The reports seem slanted in Apple’s favor: traditionally the iPad wouldn’t be considered a PC, and most research firms have concluded Android is beating the iPhone in the smartphone market, which doesn’t count the iPod Touch or iPad.

But it’s rational to count the iPad as a personal computer because, well, it’s a computer, even if it has more limited capabilities than a PC. And it seems fair to combine iPod Touch, iPad and iPhone sales when determining which mobile platform has the most dominance: They’re all running Apple’s iOS.

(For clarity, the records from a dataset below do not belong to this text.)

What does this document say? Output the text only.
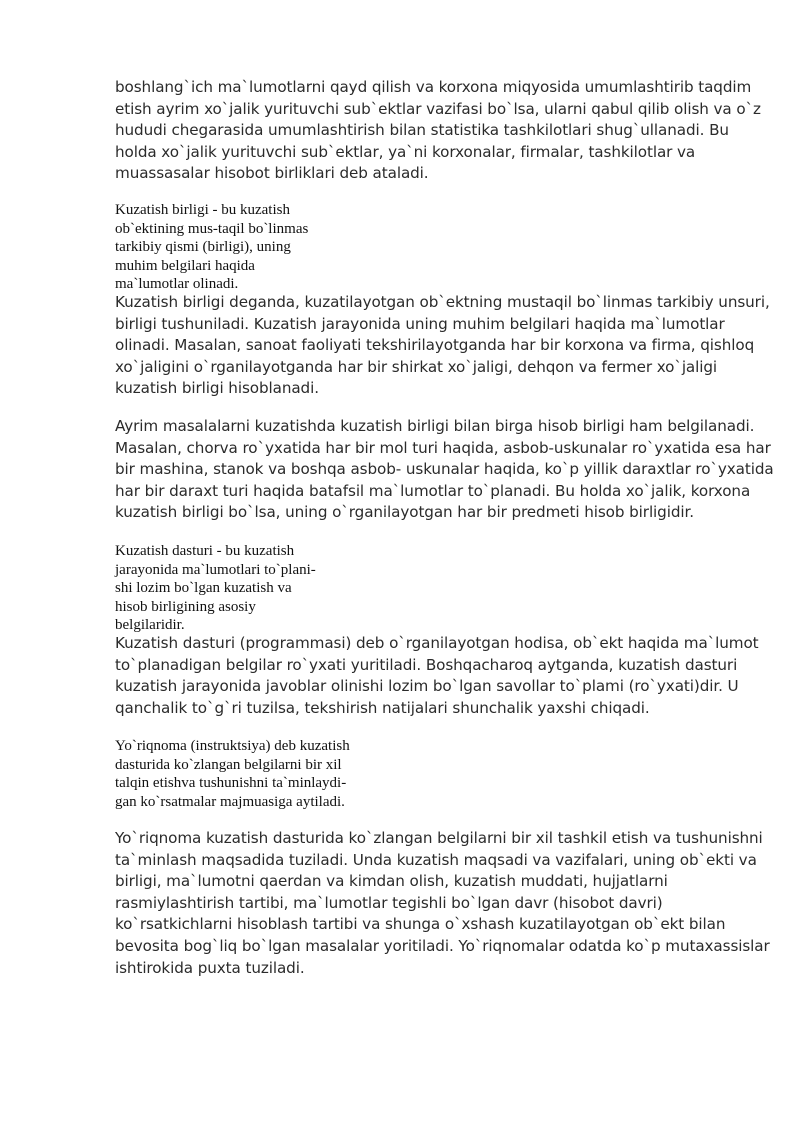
boshlang`ich ma`lumotlarni qayd qilish va korxona miqyosida umumlashtirib taqdim
etish ayrim xo`jalik yurituvchi sub`ektlar vazifasi bo`lsa, ularni qabul qilib olish va o`z
hududi chegarasida umumlashtirish bilan statistika tashkilotlari shug`ullanadi. Bu
holda xo`jalik yurituvchi sub`ektlar, ya`ni korxonalar, firmalar, tashkilotlar va
muassasalar hisobot birliklari deb ataladi.
Kuzatish birligi - bu kuzatish
ob`ektining mus-taqil bo`linmas
tarkibiy qismi (birligi), uning
muhim belgilari haqida
ma`lumotlar olinadi.
Kuzatish birligi deganda, kuzatilayotgan ob`ektning mustaqil bo`linmas tarkibiy unsuri,
birligi tushuniladi. Kuzatish jarayonida uning muhim belgilari haqida ma`lumotlar
olinadi. Masalan, sanoat faoliyati tekshirilayotganda har bir korxona va firma, qishloq
xo`jaligini o`rganilayotganda har bir shirkat xo`jaligi, dehqon va fermer xo`jaligi
kuzatish birligi hisoblanadi.
Ayrim masalalarni kuzatishda kuzatish birligi bilan birga hisob birligi ham belgilanadi.
Masalan, chorva ro`yxatida har bir mol turi haqida, asbob-uskunalar ro`yxatida esa har
bir mashina, stanok va boshqa asbob- uskunalar haqida, ko`p yillik daraxtlar ro`yxatida
har bir daraxt turi haqida batafsil ma`lumotlar to`planadi. Bu holda xo`jalik, korxona
kuzatish birligi bo`lsa, uning o`rganilayotgan har bir predmeti hisob birligidir.
Kuzatish dasturi - bu kuzatish
jarayonida ma`lumotlari to`plani-
shi lozim bo`lgan kuzatish va
hisob birligining asosiy
belgilaridir.
Kuzatish dasturi (programmasi) deb o`rganilayotgan hodisa, ob`ekt haqida ma`lumot
to`planadigan belgilar ro`yxati yuritiladi. Boshqacharoq aytganda, kuzatish dasturi
kuzatish jarayonida javoblar olinishi lozim bo`lgan savollar to`plami (ro`yxati)dir. U
qanchalik to`g`ri tuzilsa, tekshirish natijalari shunchalik yaxshi chiqadi.
Yo`riqnoma (instruktsiya) deb kuzatish
dasturida ko`zlangan belgilarni bir xil
talqin etishva tushunishni ta`minlaydi-
gan ko`rsatmalar majmuasiga aytiladi.
Yo`riqnoma kuzatish dasturida ko`zlangan belgilarni bir xil tashkil etish va tushunishni
ta`minlash maqsadida tuziladi. Unda kuzatish maqsadi va vazifalari, uning ob`ekti va
birligi, ma`lumotni qaerdan va kimdan olish, kuzatish muddati, hujjatlarni
rasmiylashtirish tartibi, ma`lumotlar tegishli bo`lgan davr (hisobot davri)
ko`rsatkichlarni hisoblash tartibi va shunga o`xshash kuzatilayotgan ob`ekt bilan
bevosita bog`liq bo`lgan masalalar yoritiladi. Yo`riqnomalar odatda ko`p mutaxassislar
ishtirokida puxta tuziladi.
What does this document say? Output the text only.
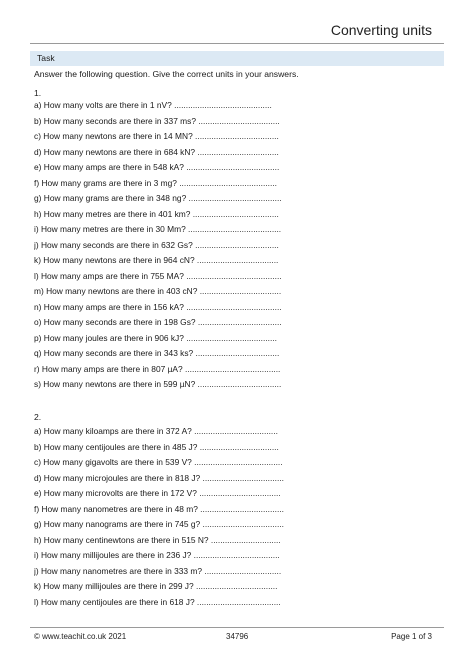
Converting units
Task
Answer the following question. Give the correct units in your answers.
1.
a) How many volts are there in 1 nV? ..........................................
b) How many seconds are there in 337 ms? ...................................
c) How many newtons are there in 14 MN? ....................................
d) How many newtons are there in 684 kN? ...................................
e) How many amps are there in 548 kA? ........................................
f) How many grams are there in 3 mg? ..........................................
g) How many grams are there in 348 ng? ........................................
h) How many metres are there in 401 km? .....................................
i) How many metres are there in 30 Mm? ........................................
j) How many seconds are there in 632 Gs? ....................................
k) How many newtons are there in 964 cN? ...................................
l) How many amps are there in 755 MA? .........................................
m) How many newtons are there in 403 cN? ...................................
n) How many amps are there in 156 kA? .........................................
o) How many seconds are there in 198 Gs? ....................................
p) How many joules are there in 906 kJ? .......................................
q) How many seconds are there in 343 ks? ....................................
r) How many amps are there in 807 µA? .........................................
s) How many newtons are there in 599 µN? ....................................
2.
a) How many kiloamps are there in 372 A? ....................................
b) How many centijoules are there in 485 J? ..................................
c) How many gigavolts are there in 539 V? ......................................
d) How many microjoules are there in 818 J? ...................................
e) How many microvolts are there in 172 V? ...................................
f) How many nanometres are there in 48 m? ....................................
g) How many nanograms are there in 745 g? ...................................
h) How many centinewtons are there in 515 N? ..............................
i) How many millijoules are there in 236 J? .....................................
j) How many nanometres are there in 333 m? .................................
k) How many millijoules are there in 299 J? ...................................
l) How many centijoules are there in 618 J? ....................................
© www.teachit.co.uk 2021	34796	Page 1 of 3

When you look at the big picture, the labels don’t matter to the manufacturers: They just want customers buying their products, and they don’t care if you call it a PC, smartphone or tablet.

The two reports also demonstrate that the lines between “PC” and “mobile” are blurring. Technically all these products — the iPhone, MacBook, iPad, iPod Touch, HP notebooks, Android smartphones and so on — are mobile computers.

So if you look at the iPad as a personal computer, and the iPod Touch, iPad and iPhone as one mobile platform (which it is), one thing is clear: Apple may have lost the PC war, but it’s winning in the post-PC era.